Now that you have an instance of SeqWare running inside VirtualBox…
You will want to set up your VirtualBox port forwarding so that your local client can access the services running withing the virtual machine.
Forwarded ports are:
Used by | on host machine | in virtual machine |
---|---|---|
Oozie admin console | 11222 | 11000 |
Seqware web service | 13245 | 8080 |
HDFS | 18020 | 8020 |
Jobtracker | 18021 | 8021 |
Optional: If you want to be able to browse the virtual machine’s HDFS, you should also set up these ports:
Used by | on host machine | in virtual machine |
---|---|---|
Map/Reduce admin page | 50031 | 50030 |
HDFS admin page | 50071 | 50070 |
HDFS node browsing page | 50076 | 50075 |
The list of releases of SeqWare can be found here: https://github.com/SeqWare/seqware/releases
In your browser, the URL for a specific version’s script is: https://github.com/SeqWare/seqware/releases/doiwnload/1.1.0/seqware
In your terminal, you can get it like this:
user@host:~$ curl -L https://github.com/SeqWare/seqware/releases/download/1.1.0/seqware > seqware
Copy the script to a directory that is on your Path, such as ~/bin
or /usr/bin
.
user@host:~$ echo $PATH
/usr/local/sbin:/usr/local/bin:/usr/sbin:/usr/bin:/sbin:/bin:/usr/games:/usr/local/games:/usr/lib/jvm/java-7-oracle-cloudera
You may also need to make the script executable:
user@host:~$ chmod u+x seqware
Note:SeqWare will require Java 7. If on a machine where you can directly upgrade Java, use your favorite package manager (apt-get or yum) to download Java 1.7 and update your java bin to point to the new location.

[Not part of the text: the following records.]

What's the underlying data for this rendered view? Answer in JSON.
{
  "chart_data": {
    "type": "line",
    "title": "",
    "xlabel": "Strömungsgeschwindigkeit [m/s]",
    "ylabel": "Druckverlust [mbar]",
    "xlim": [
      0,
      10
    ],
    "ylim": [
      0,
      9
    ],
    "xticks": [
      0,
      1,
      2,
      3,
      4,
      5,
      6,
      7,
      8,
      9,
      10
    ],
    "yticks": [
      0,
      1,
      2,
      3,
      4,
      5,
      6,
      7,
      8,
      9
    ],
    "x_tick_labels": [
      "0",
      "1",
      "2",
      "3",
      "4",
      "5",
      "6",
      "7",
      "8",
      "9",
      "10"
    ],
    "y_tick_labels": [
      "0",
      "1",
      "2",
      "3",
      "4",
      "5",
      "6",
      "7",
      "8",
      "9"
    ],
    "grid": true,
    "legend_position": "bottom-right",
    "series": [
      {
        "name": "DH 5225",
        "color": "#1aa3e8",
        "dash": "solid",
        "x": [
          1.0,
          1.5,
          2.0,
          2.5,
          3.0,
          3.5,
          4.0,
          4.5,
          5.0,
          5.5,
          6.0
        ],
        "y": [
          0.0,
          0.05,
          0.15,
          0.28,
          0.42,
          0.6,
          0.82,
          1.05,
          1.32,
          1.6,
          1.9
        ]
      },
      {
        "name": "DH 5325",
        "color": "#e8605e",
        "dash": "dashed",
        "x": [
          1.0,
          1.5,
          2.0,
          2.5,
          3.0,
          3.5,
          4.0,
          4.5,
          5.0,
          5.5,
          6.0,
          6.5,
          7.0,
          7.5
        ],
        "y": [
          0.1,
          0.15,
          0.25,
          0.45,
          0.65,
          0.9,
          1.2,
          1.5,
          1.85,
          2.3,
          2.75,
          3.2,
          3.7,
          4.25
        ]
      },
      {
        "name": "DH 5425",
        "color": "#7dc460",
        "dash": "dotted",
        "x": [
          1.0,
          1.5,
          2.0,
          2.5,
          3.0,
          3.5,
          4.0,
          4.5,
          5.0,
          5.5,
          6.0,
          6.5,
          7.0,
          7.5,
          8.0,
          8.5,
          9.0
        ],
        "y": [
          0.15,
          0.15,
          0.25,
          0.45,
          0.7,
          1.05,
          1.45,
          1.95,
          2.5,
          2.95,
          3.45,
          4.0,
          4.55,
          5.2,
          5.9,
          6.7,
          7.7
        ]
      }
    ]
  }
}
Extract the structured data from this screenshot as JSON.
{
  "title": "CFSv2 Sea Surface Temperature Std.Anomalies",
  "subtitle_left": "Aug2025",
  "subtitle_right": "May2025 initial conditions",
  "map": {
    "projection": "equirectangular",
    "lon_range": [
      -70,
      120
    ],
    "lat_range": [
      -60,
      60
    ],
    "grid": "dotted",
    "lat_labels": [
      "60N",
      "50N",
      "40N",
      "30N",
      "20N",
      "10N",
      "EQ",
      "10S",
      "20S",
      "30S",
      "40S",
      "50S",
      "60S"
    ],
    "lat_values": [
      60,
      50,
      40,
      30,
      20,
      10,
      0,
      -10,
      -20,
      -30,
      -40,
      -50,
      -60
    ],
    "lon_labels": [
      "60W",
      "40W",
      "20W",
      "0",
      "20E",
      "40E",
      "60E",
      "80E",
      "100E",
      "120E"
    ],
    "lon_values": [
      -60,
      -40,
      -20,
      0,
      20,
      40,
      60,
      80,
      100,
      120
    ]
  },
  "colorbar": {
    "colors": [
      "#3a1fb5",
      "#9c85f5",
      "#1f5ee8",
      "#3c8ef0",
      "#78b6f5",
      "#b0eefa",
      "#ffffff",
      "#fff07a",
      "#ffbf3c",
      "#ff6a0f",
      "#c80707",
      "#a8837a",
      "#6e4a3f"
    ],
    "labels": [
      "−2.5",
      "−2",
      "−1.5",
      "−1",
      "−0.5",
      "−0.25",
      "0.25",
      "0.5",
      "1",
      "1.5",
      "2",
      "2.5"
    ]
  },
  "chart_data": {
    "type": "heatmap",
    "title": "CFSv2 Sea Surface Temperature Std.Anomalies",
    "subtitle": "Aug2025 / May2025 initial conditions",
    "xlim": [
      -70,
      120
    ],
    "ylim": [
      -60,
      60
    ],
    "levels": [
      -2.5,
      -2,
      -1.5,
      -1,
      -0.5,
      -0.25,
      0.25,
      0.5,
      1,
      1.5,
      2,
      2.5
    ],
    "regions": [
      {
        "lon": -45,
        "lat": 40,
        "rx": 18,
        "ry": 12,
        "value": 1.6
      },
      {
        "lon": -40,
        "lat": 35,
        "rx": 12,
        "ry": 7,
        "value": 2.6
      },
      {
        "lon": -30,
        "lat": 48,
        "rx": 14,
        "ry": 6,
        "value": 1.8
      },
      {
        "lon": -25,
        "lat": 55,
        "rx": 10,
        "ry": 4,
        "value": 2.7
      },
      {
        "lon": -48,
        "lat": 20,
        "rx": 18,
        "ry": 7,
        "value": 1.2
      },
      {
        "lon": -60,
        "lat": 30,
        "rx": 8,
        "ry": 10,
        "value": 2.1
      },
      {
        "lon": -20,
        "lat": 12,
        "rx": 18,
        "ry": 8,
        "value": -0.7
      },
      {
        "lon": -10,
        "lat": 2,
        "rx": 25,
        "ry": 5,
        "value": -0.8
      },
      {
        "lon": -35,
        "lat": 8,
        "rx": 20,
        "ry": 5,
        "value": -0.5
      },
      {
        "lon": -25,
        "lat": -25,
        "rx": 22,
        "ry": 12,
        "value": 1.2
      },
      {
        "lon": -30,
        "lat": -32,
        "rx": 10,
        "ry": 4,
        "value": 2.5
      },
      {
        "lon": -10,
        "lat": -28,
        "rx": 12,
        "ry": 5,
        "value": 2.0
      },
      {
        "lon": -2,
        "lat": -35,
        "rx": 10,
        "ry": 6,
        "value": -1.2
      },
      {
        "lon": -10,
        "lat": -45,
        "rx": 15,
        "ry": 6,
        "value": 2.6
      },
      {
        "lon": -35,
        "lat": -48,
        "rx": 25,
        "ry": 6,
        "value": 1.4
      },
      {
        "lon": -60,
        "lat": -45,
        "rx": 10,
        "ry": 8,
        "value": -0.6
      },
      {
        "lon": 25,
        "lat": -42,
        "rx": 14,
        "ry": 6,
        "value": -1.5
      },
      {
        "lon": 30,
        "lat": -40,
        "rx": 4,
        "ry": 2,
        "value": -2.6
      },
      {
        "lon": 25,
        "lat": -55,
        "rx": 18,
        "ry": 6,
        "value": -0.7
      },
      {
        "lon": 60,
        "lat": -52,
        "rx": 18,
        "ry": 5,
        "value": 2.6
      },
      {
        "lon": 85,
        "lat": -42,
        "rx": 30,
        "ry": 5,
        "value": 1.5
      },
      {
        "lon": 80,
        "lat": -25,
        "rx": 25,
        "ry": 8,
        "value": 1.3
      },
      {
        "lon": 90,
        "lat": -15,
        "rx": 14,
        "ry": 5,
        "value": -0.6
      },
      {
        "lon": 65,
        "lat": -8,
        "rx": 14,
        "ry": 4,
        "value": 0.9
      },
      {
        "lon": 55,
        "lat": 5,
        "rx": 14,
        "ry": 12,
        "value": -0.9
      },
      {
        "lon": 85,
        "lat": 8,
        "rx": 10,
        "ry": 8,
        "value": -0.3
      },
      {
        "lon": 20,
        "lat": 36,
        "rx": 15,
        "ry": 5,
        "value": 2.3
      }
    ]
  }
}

If installing on your own: Download 1.7 JRE either from Oracle (Do not use the OpenJDK implementation). Unzip it in a stable location, like your home directory or on the Isilon mount. Set JAVA_HOME to be the root directory, and JAVA_CMD to be the direct location of the java executable.
If you have run SeqWare before on this machine, you will already have an existing ~/.seqware
folder. If you don’t want to delete this folder, you can rename it for now.

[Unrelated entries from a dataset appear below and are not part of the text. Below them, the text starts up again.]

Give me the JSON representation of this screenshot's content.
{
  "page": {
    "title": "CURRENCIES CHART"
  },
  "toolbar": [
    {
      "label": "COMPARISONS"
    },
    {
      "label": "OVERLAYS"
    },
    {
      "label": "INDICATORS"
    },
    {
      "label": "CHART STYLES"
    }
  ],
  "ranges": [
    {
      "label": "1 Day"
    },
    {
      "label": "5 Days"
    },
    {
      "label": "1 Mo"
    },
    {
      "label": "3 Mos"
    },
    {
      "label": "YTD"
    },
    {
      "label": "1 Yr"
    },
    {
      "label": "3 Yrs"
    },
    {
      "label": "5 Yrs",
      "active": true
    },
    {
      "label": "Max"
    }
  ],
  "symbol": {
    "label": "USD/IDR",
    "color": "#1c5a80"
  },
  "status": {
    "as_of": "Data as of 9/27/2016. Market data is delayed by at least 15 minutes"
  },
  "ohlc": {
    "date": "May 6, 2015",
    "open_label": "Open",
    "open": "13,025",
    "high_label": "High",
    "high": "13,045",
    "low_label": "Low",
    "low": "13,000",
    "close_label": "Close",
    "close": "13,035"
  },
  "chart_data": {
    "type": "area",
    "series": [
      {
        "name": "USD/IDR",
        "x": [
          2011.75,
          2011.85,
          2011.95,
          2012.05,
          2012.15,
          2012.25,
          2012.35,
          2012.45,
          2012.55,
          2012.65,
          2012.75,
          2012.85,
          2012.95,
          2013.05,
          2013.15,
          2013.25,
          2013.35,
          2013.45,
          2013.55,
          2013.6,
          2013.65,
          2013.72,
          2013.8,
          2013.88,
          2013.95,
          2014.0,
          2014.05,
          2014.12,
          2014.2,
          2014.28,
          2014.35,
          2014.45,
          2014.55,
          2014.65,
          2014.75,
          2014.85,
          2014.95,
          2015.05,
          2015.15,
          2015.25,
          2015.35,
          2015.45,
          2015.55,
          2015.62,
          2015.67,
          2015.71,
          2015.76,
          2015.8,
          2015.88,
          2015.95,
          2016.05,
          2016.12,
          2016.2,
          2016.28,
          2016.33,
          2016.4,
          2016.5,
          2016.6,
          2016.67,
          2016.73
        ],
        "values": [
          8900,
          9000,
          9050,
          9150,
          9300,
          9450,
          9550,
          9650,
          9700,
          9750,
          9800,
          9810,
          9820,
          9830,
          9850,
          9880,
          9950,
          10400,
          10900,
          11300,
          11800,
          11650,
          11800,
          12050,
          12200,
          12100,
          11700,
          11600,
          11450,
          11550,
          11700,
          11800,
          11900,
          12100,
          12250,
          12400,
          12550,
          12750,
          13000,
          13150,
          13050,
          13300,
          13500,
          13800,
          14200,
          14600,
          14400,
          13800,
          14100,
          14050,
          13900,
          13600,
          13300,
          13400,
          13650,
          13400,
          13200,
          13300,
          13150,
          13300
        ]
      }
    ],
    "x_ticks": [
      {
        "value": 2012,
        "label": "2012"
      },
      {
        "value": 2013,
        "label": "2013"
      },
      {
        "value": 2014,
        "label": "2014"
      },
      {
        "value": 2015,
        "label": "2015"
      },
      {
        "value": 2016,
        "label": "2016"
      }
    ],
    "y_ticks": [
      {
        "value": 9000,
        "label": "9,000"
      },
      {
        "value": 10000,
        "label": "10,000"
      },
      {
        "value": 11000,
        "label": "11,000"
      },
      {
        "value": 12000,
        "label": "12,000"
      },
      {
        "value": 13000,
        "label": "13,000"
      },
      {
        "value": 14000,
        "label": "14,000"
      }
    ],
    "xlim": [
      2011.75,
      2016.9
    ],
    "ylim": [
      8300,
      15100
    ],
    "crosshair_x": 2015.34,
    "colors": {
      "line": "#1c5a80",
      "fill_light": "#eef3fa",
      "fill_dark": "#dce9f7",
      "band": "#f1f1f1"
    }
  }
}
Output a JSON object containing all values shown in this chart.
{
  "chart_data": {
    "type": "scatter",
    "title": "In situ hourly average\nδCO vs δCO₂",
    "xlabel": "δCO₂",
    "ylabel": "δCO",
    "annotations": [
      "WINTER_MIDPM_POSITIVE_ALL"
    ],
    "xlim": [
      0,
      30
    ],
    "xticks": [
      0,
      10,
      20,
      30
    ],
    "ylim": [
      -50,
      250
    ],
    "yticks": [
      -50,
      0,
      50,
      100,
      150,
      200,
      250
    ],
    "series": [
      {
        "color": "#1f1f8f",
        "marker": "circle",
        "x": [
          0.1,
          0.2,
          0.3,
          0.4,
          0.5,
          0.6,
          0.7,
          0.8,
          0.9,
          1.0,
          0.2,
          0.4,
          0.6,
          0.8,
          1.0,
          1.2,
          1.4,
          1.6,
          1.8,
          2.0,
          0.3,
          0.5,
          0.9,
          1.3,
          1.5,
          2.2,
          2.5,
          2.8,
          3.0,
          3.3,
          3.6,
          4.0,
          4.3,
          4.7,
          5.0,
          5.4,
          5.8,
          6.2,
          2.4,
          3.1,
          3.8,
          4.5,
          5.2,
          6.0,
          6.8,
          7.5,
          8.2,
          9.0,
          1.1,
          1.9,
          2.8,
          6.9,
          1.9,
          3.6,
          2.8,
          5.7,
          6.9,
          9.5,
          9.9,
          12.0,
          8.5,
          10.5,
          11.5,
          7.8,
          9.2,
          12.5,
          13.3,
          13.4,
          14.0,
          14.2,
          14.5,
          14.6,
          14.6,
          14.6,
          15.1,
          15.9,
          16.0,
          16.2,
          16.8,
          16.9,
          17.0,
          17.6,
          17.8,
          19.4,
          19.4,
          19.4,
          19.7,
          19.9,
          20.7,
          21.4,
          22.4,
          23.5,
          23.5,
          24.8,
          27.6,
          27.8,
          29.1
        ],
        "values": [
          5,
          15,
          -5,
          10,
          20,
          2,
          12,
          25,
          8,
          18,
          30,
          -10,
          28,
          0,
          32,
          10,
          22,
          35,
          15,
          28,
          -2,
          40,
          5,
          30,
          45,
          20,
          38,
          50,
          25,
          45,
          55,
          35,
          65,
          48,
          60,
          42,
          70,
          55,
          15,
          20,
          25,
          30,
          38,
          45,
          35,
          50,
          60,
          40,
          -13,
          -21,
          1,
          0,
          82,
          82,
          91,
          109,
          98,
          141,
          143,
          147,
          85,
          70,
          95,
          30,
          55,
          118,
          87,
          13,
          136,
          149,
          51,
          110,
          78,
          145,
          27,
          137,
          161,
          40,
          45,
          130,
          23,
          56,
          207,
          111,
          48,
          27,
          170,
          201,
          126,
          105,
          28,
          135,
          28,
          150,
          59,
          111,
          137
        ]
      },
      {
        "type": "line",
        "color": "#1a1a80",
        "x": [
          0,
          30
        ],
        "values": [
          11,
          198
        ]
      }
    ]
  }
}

user@host:~$ mv ~/.seqware ~./seqware.bk
SeqWare can now generate your configuration file once it is in your path. Run seqware init
to interactively generate a new seqware settings file. To determine the correct URL for the webservice, check the file ~/.seqware/settings
on the host that is running seqware, and look for the value for the variable SW_REST_URL
.
Note that the port number used here is 12345
. This is because VirtualBox port forwarding is configured to forward requests on port 12345 (from the host machine) to port 8080 in the virtual machine.
If you want to test the URL, try navigating to http://localhost:12345/SeqWareWebService in your browser. If the service is running properly, you should be prompted to download a JSON file (the contents are a description of the current environment).

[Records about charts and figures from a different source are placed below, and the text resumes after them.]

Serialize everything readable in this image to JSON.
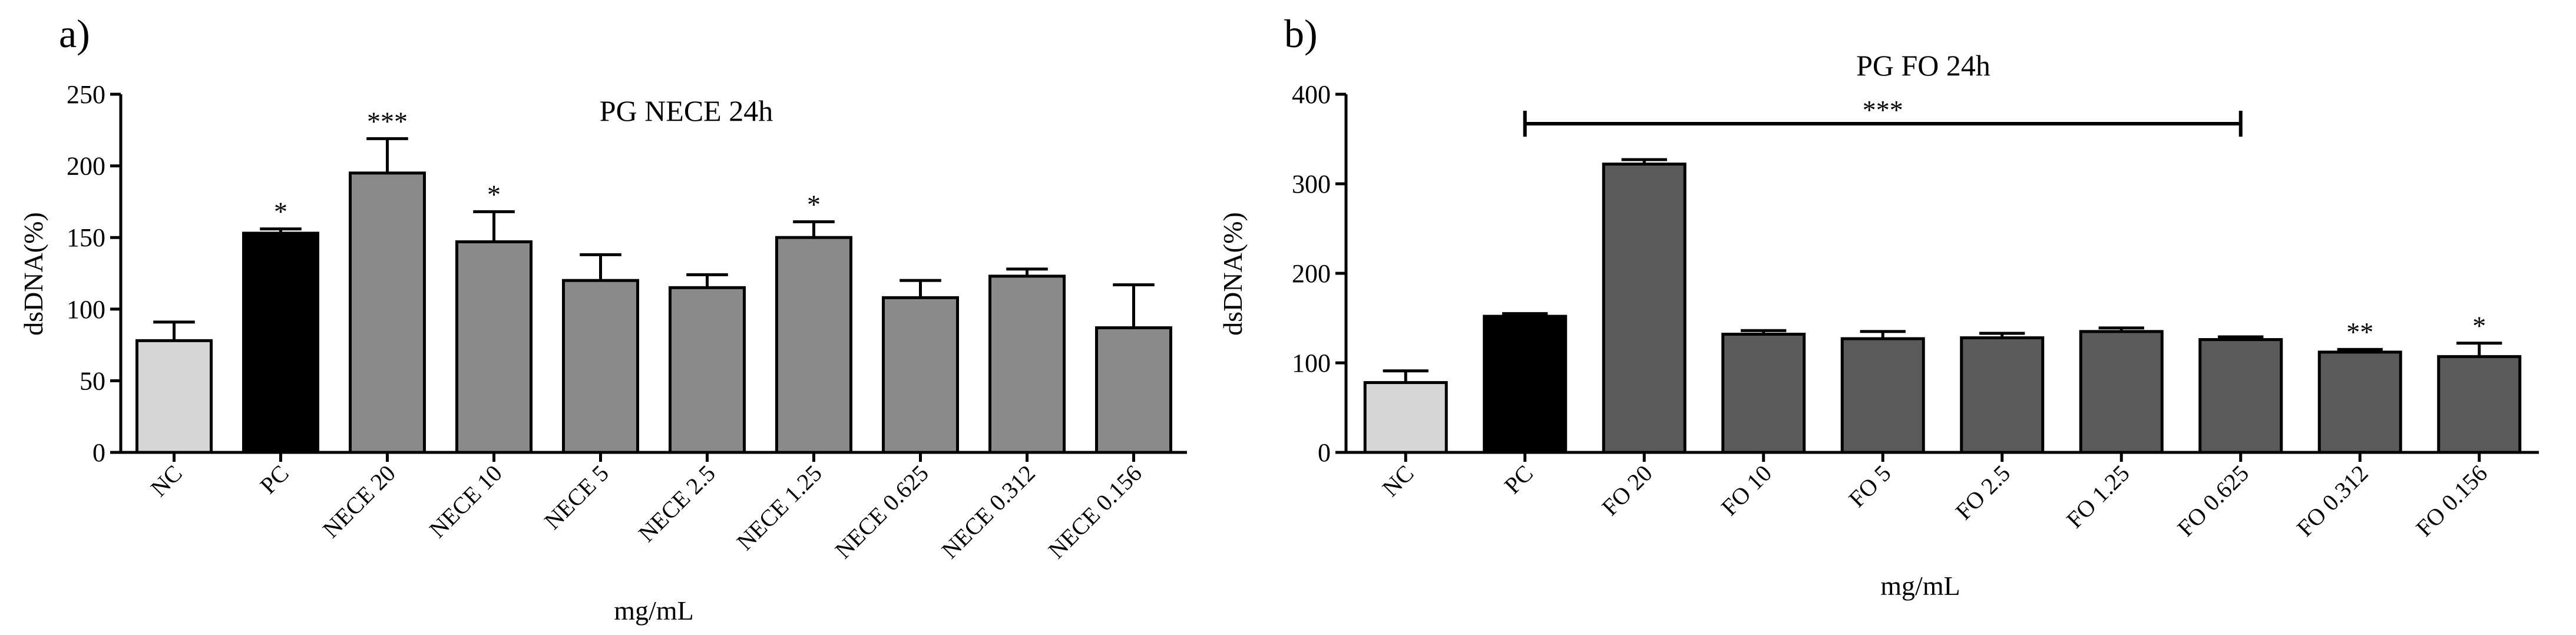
{
  "chart_data": [
    {
      "type": "bar",
      "panel_label": "a)",
      "title": "PG NECE 24h",
      "xlabel": "mg/mL",
      "ylabel": "dsDNA(%)",
      "ylim": [
        0,
        250
      ],
      "yticks": [
        0,
        50,
        100,
        150,
        200,
        250
      ],
      "grid": false,
      "categories": [
        "NC",
        "PC",
        "NECE 20",
        "NECE 10",
        "NECE 5",
        "NECE 2.5",
        "NECE 1.25",
        "NECE 0.625",
        "NECE 0.312",
        "NECE 0.156"
      ],
      "values": [
        78,
        153,
        195,
        147,
        120,
        115,
        150,
        108,
        123,
        87
      ],
      "errors": [
        13,
        3,
        24,
        21,
        18,
        9,
        11,
        12,
        5,
        30
      ],
      "significance": [
        "",
        "*",
        "***",
        "*",
        "",
        "",
        "*",
        "",
        "",
        ""
      ],
      "colors": [
        "#d6d6d6",
        "#000000",
        "#8a8a8a",
        "#8a8a8a",
        "#8a8a8a",
        "#8a8a8a",
        "#8a8a8a",
        "#8a8a8a",
        "#8a8a8a",
        "#8a8a8a"
      ]
    },
    {
      "type": "bar",
      "panel_label": "b)",
      "title": "PG FO 24h",
      "xlabel": "mg/mL",
      "ylabel": "dsDNA(%)",
      "ylim": [
        0,
        400
      ],
      "yticks": [
        0,
        100,
        200,
        300,
        400
      ],
      "grid": false,
      "categories": [
        "NC",
        "PC",
        "FO 20",
        "FO 10",
        "FO 5",
        "FO 2.5",
        "FO 1.25",
        "FO 0.625",
        "FO 0.312",
        "FO 0.156"
      ],
      "values": [
        78,
        152,
        322,
        132,
        127,
        128,
        135,
        126,
        112,
        107
      ],
      "errors": [
        13,
        3,
        5,
        4,
        8,
        5,
        4,
        3,
        3,
        15
      ],
      "significance": [
        "",
        "",
        "",
        "",
        "",
        "",
        "",
        "",
        "**",
        "*"
      ],
      "colors": [
        "#d6d6d6",
        "#000000",
        "#5a5a5a",
        "#5a5a5a",
        "#5a5a5a",
        "#5a5a5a",
        "#5a5a5a",
        "#5a5a5a",
        "#5a5a5a",
        "#5a5a5a"
      ],
      "bracket": {
        "from": "PC",
        "to": "FO 0.625",
        "label": "***"
      }
    }
  ]
}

Don’t forget to set the default workflow engine to Oozie.
user@host:~$ seqware init
Initializing Seqware settings:
Seqware WebService URL: http://localhost:12345/SeqWareWebService
Seqware WebService Username: admin@admin.com
Seqware WebService Password: ****************
Default Workflow Engine [oozie]: oozie-sge
Created Seqware settings file at /u/someUser/.seqware/settings
Seqware is ready to use!
If you are just scheduling workflows, you will not need to have anything else configured. But if you are either directly launching workflows or scheduling and then launching them on the same host, you will need the following in your seqware settings file.
OOZIE_SGE_MAX_MEMORY_PARAM_FORMAT=-l h_vmem=${maxMemory}M
OOZIE_SGE_THREADS_PARAM_FORMAT=
OOZIE_URL=http://localhost:11222/oozie
OOZIE_APP_ROOT=seqware_workflow
OOZIE_APP_PATH=hdfs://localhost:18020/user/someUser/
OOZIE_JOBTRACKER=localhost:18021
OOZIE_NAMENODE=hdfs://localhost:18020
OOZIE_QUEUENAME=default
OOZIE_WORK_DIR=$HOME/tmp
FS.DEFAULTFS=hdfs://localhost:18020
FS.HDFS.IMPL=org.apache.hadoop.hdfs.DistributedFileSystem
MAPRED.JOB.TRACKER=localhost:18021
To schedule a workflow, use this command:
user@localhost:~$ seqware workflow schedule --accession 2 --host master
Created workflow run with SWID: 21
Note: in the above command, the host specified is master
. This is because the job will be scheduled within the virtual machine, and the hostname within the virtual machine is master
. If you are not sure what is the hostname inside the virtual machine, log in and run the command hostname
.